L’empathie n’est pas l’amitié, la sympathie, la contagion émotionnelle.

Si l’on pouvait différencier notre monde émotionnel, nous pourrions dire que :

– avec l’empathie nous comprenons fondamentalement ce que ressent l’autre

– avec la sympathie nous partageons complètement son vécu émotionnel.

– avec la compassion, nous souffrons avec l’autre et désirons agir pour atténuer voire faire disparaître sa souffrance ou ses causes.

Il est donc avant tout question de régulation de son monde émotionnel afin de conserver à l’esprit « Ça c’est moi, ça c’est toi ! »

Plus facile à dire qu’à faire.

Car nous sommes des êtres humains, nous ne sommes pas Mère Theresa, l’Abbé Pierre…

Avoir mal pour quelqu’un ne signifie pas ressentir sa douleur.

Il suffit de prendre l’exemple d’une chute, d’une fracture, d’une brûlure… (douleur physique), dune séparation, d’un deuil, d’un licenciement (douleur affective)… ayant développé le champ de l’empathie cognitive, comme la recherche de neurones « miroir », de neurones empathiques.

On a mal pour l’autre et notre cerveau aura le réflexe immédiat de « synchroniser » notre émotion sur la sienne.

Cette empathie nous renvoie à notre vécu, notre passé, notre enfance… tous ces moments où l’enveloppement parental, la protection d’une mère ou d’un père sont venus soulager notre douleur.

Et c’est là où se situe le danger : celui de l’identification, de la projection, du transfert.

Ce que l’autre vit, je veux lui épargner cette « souffrance », voire le « traumatisme » qui este ancré en ma mémoire émotionnelle. Finalement ce que je n’ai pas abréagi.

Nous sommes bien évidemment des êtres d’émotions et ne pouvons rester dans l’indifférence.

Là se joue la différence entre la gestion d’un événement et sa régulation, car forte sera la probabilité que nous souhaitions inconsciemment soigner notre propre douleur passée et non celle ou celui vivant cet événement auquel nous sommes participants, avec le risque de ne pas apporter la solution adaptée.

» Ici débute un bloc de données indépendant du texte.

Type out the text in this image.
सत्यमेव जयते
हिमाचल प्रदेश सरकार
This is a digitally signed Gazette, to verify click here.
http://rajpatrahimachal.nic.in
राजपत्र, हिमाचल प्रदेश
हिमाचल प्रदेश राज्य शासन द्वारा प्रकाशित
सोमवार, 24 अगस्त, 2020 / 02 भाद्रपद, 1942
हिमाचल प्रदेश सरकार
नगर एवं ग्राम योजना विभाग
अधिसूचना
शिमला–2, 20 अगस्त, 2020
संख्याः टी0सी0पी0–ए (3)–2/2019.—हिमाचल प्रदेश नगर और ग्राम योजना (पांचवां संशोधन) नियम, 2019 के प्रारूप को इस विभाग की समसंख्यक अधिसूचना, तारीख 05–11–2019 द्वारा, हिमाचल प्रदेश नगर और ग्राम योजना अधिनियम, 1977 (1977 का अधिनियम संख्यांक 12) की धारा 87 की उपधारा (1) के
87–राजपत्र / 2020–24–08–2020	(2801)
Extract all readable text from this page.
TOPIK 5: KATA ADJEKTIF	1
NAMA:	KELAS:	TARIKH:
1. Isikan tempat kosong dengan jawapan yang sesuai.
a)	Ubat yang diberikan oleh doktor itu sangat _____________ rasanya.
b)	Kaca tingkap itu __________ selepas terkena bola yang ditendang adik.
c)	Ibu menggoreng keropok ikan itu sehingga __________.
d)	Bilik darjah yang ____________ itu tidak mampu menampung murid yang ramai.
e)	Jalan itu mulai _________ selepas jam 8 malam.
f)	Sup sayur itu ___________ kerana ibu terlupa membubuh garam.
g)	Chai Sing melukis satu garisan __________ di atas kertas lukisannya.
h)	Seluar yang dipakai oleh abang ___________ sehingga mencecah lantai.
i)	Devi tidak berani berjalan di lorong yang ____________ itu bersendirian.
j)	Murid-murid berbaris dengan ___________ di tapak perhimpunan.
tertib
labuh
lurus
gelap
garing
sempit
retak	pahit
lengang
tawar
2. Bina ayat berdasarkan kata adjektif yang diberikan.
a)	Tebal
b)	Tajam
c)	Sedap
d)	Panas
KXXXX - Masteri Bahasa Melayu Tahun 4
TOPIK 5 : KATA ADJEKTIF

Panser l’autre c’est avant tout penser l’autre et se mettre à bonne et saine distance.

Les mammifères, les oiseaux ne sont pas dépourvus d’empathie, même si on pourrait m’opposer l’expérience de Milgram mais qui relève sur d’autres fondements de domination.

Mais par exemple, un rat qui a appris à appuyer sur un levier pour obtenir de la nourriture arrêtera de s’alimenter s’il perçoit que son action (appuyer sur le levier) est associée à la délivrance d’un choc électrique à un autre rat.

Tout comme Ce mécanisme de partage de la détresse de l’autre est modulé inconsciemment (augmenté ou non) selon plusieurs facteurs sociaux (appartenance à un groupe ethnique, politique, religieux… Comme par exemple éprouver de la détresse face à ennemi. L’histoire mondiale l’a pleinement démontré il y a encore si peu d’années, sans en avoir retenu la leçon.

Mais gardons espoir, car qui n’a sans cesse ces pensées : « Je n’aurais pas dû faire cela… Je ne l’ai pas fait volontairement… Nous regrettons ce que nous avons fait, et nous ous senton coupable….

Et c’est ce que ce que nouveau numéro de la Revue Exagere va tenter démontrer.

L’empathie reste une forme d’intelligence émotionnelle, une évolution dans notre capacité et notre désir à cultiver la survie humaine.

Méditons sur ce que Jean Dion écrivait «L’empathie est une vertu publique obligée alors que l’indifférence est un vice privé ».